The Pipettes’ music has been likened to that of the the early ’60s girl-group era. As with that Phil Spector-dominated phenomenon, the basic sound is sweeping and bombastic. But this new, synthy “wall of sound” sounds as if it’s made of Styrofoam. The Pipettes and their producers try to make up with sheen and sleekness what they lack in heart and soul. The faux early-1960s soundtrack of the ’80ske of Little Shop of Horrors has more meat to it than this album. Maybe The Pipettes should cover “Suddenly, Seymour.”

That being said, I have to confess I do kind of like “Dirty Mind.” Not just because I have one, but because it reminds me of “Roam” by The B-52’s.

But if you want to hear a modern presentation of the spirit of the girl-group era, check out Dangerous Game, the comeback album of former Shangri-La Mary Weiss (reviewed a few months ago in this column).

And for what it’s worth, I think the Spice Girls are prettier than The Pipettes.

Recommended:


*Balboa Island by The Pretty Things. Despite their name, these aren’t the prettiest boys you’ve ever met. These guys probably are the closest thing we have to a real-life Spinal Tap. They’ve been around just about as long as The Rolling Stones. Guitarist Dick Taylor actually played in an early version of The Stones with Mick Jagger, Keith Richards, and Brian Jones.

The Pretty Things have broken up and reformed a few times. Some members have come one and come back again. Recently they’ve had to live with the indignity of knowing that a whole generation of potential fans might mistake them for a bunch of young whippersnappers who call themselves “Dirty Pretty Things.”

But the good old clean Pretty Things still have original members Taylor and singer Phil May as well as Jon Povey (keyboards), Wally Waller (bass), and Skip Alan (drums), all of whom first joined the band before the ’60s were over.

And the new album is surprisingly vital and strong — at least most of it. The first song, “The Beat Goes On” (no, not the Sonny & Cher hit) is a memory-lane look at the stardom they nearly had. “Way back in 1964, we came a-crashing through the door,” May sings as the drums pound and the guitar tension builds. This song even name-checks that other band. “So now the Dirty Pretty Things are fixing up with broken strings. ... There’s no more fame, the beat goes on, you have your day, and your day is done.”

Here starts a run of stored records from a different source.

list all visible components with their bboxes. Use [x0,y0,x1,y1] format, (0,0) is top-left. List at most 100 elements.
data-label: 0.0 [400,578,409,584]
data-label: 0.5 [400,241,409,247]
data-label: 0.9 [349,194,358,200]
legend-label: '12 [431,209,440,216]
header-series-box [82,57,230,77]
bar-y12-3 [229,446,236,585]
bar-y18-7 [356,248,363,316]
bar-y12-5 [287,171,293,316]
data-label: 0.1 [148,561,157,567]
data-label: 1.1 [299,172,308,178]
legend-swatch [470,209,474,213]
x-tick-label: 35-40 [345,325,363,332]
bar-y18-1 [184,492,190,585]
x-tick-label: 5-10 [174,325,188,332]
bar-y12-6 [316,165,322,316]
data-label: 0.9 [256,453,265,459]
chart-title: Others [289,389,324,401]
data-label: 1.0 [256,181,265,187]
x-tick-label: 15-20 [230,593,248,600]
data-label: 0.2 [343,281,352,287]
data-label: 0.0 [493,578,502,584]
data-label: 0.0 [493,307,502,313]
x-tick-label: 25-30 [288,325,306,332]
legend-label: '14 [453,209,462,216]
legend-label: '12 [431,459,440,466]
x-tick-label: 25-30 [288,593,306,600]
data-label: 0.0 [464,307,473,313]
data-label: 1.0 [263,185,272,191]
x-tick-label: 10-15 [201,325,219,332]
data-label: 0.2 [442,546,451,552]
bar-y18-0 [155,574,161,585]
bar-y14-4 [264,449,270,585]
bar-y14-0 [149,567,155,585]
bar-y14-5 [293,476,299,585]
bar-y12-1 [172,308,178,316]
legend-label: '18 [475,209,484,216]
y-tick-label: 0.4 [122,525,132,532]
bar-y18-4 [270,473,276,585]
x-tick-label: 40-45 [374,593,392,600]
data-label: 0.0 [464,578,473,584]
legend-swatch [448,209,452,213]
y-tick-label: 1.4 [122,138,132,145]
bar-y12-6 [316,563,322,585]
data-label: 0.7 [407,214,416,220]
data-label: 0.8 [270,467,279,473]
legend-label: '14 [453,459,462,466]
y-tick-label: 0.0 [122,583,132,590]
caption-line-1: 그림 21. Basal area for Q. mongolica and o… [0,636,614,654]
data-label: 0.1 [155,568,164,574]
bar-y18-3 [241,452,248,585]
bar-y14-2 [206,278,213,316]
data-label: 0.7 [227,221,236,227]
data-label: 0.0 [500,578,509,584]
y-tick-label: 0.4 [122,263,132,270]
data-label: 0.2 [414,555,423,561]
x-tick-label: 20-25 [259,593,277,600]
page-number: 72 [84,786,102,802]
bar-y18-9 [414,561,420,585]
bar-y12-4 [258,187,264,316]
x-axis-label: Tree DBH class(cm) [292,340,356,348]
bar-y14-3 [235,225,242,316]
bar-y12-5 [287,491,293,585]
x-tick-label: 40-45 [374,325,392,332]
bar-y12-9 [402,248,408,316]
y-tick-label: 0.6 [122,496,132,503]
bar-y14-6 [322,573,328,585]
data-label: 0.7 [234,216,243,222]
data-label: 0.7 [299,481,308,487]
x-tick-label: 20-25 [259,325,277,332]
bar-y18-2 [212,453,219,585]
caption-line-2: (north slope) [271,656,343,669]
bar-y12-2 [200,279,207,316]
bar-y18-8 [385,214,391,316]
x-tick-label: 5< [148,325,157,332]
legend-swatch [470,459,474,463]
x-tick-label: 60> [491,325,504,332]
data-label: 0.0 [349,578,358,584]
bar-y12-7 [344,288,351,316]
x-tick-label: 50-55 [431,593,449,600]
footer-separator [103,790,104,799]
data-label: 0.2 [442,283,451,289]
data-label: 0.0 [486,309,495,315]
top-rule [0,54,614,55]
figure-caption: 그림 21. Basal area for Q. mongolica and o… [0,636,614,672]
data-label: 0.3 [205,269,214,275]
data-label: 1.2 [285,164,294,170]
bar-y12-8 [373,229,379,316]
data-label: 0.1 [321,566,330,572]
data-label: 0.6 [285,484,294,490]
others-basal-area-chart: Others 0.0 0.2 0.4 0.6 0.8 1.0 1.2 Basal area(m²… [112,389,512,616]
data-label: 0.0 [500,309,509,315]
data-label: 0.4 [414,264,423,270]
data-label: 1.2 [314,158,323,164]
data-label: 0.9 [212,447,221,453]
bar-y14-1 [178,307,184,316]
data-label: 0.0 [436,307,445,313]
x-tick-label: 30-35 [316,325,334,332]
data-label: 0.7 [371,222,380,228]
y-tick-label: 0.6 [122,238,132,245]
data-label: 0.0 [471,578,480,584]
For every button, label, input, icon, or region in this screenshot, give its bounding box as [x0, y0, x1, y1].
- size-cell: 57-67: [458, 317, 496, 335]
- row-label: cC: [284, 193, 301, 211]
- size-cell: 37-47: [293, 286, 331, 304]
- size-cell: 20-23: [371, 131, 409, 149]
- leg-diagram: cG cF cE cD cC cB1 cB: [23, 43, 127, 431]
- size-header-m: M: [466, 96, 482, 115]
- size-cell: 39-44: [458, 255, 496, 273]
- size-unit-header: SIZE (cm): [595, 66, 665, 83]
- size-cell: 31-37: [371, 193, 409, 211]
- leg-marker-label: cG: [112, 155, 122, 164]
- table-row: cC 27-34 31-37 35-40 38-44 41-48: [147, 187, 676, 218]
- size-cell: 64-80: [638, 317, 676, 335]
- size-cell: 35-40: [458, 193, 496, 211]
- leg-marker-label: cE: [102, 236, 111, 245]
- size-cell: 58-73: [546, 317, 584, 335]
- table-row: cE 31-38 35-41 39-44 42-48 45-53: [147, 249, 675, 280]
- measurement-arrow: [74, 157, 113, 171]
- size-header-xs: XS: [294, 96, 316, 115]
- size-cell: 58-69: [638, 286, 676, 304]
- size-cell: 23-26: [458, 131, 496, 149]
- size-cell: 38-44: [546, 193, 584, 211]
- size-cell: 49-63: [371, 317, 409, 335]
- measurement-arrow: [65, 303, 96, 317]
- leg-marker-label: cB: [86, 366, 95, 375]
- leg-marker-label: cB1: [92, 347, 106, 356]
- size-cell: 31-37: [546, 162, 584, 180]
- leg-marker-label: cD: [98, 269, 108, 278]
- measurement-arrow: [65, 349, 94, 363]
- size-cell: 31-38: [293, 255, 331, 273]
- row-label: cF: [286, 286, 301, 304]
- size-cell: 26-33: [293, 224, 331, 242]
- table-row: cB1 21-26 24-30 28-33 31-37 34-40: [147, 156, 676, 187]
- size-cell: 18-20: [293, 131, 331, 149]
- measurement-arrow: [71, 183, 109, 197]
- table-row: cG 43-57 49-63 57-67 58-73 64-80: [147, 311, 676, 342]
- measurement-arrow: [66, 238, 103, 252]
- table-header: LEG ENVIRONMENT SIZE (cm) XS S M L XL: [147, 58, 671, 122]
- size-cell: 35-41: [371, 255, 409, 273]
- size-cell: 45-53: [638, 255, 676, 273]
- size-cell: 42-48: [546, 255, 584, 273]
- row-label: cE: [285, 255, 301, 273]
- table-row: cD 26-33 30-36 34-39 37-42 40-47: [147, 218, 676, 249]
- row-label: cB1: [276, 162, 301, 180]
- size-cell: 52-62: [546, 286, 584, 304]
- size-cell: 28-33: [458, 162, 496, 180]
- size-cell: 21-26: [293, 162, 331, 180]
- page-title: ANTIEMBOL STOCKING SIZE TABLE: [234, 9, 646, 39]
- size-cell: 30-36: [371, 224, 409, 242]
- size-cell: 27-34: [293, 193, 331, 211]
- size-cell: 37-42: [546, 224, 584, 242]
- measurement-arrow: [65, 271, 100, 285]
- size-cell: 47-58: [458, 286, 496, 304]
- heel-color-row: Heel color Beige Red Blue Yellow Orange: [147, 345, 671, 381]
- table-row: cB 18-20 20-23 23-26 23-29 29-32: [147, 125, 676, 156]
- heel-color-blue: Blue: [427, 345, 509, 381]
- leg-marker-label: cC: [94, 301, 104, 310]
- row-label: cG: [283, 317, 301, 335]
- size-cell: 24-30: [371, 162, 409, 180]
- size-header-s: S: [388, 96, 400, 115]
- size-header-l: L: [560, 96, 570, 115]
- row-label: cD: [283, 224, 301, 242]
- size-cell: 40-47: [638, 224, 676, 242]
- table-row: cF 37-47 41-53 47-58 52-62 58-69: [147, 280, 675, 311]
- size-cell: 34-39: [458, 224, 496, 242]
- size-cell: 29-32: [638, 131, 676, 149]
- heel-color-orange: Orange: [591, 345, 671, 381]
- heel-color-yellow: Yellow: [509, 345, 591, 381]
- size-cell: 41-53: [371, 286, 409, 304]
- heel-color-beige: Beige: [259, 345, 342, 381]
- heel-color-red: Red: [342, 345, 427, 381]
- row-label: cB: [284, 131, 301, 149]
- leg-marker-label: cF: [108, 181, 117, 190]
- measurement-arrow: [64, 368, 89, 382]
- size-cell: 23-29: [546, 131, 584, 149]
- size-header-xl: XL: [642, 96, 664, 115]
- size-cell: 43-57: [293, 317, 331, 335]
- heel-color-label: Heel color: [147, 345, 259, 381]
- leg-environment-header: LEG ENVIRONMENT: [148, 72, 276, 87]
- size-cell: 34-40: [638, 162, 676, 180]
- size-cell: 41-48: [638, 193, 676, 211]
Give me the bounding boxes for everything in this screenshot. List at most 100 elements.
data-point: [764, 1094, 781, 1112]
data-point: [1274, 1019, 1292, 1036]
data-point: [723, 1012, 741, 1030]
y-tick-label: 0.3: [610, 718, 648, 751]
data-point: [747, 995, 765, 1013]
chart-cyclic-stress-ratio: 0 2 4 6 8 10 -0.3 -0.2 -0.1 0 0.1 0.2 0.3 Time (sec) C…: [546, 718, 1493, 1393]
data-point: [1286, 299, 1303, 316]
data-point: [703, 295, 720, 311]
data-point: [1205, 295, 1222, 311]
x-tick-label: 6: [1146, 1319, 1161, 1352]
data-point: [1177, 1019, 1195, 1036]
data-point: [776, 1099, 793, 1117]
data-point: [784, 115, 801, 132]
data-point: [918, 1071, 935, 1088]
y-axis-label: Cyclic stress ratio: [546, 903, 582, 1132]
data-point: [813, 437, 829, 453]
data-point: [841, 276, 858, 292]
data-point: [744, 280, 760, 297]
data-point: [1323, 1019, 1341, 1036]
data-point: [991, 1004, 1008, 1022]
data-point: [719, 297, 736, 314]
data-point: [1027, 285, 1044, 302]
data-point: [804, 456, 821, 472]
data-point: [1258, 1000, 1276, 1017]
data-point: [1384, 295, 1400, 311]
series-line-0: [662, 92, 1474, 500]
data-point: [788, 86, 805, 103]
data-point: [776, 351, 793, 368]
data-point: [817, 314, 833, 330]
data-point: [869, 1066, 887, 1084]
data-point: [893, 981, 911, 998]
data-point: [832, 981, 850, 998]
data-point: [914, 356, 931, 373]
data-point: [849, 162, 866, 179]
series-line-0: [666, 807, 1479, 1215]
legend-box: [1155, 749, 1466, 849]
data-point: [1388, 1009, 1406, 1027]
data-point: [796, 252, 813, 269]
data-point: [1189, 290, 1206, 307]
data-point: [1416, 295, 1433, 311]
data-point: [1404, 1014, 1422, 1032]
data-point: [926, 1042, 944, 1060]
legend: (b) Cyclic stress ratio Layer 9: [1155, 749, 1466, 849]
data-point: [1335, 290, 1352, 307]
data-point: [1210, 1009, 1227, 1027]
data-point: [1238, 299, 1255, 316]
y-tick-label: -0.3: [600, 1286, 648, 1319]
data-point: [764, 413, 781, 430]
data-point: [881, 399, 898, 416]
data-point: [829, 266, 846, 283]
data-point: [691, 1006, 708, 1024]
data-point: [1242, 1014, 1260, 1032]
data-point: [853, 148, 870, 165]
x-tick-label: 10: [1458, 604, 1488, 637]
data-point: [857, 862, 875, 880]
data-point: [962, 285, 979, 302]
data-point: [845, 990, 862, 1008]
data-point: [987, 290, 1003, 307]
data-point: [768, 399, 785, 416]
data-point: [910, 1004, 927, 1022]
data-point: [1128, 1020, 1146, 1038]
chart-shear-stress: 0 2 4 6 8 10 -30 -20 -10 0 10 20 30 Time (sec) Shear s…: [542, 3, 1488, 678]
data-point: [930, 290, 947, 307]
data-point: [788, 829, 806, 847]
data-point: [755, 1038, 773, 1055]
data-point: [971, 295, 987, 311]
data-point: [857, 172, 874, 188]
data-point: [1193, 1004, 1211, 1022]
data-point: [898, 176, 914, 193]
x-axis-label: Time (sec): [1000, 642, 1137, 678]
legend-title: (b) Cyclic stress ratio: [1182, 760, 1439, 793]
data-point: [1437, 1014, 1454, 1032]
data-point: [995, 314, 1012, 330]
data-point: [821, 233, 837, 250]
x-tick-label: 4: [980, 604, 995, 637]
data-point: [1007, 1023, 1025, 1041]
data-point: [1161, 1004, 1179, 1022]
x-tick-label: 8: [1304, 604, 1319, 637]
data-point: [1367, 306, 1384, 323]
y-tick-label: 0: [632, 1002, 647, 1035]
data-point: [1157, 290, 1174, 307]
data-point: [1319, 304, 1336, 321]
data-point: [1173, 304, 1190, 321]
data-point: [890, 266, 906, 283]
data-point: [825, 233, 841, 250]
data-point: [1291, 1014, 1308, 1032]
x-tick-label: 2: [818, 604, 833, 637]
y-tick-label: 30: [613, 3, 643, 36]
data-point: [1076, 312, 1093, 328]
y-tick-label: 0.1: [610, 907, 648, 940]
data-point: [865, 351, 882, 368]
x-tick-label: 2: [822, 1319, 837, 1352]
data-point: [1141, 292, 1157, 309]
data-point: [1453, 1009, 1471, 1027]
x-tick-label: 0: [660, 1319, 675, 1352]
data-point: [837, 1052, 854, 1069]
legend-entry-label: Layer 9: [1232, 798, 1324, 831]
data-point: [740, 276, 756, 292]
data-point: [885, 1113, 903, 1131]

The next several numbers are almost as riveting. “Buried Alive” sounds as if Keith Moon came back from the dead. And the eight-minute “(Blues for) Robert Johnson” is hypnotic. Maybe it goes on a little too long for most listeners, but I find myself not wanting it to end.

But The Pretty Things come from the pre-CD days when the album was much shorter. By the end of Balboa Island, the songs begin to fade. There are a couple of straight blues tunes (the best being a Percy Mayfield-influenced tune called “Freedom Song”) and a couple of Beatlesesque numbers that frankly aren’t that interesting. Finally, there’s the title song, a dirge about a highway accident that never seems to go anywhere.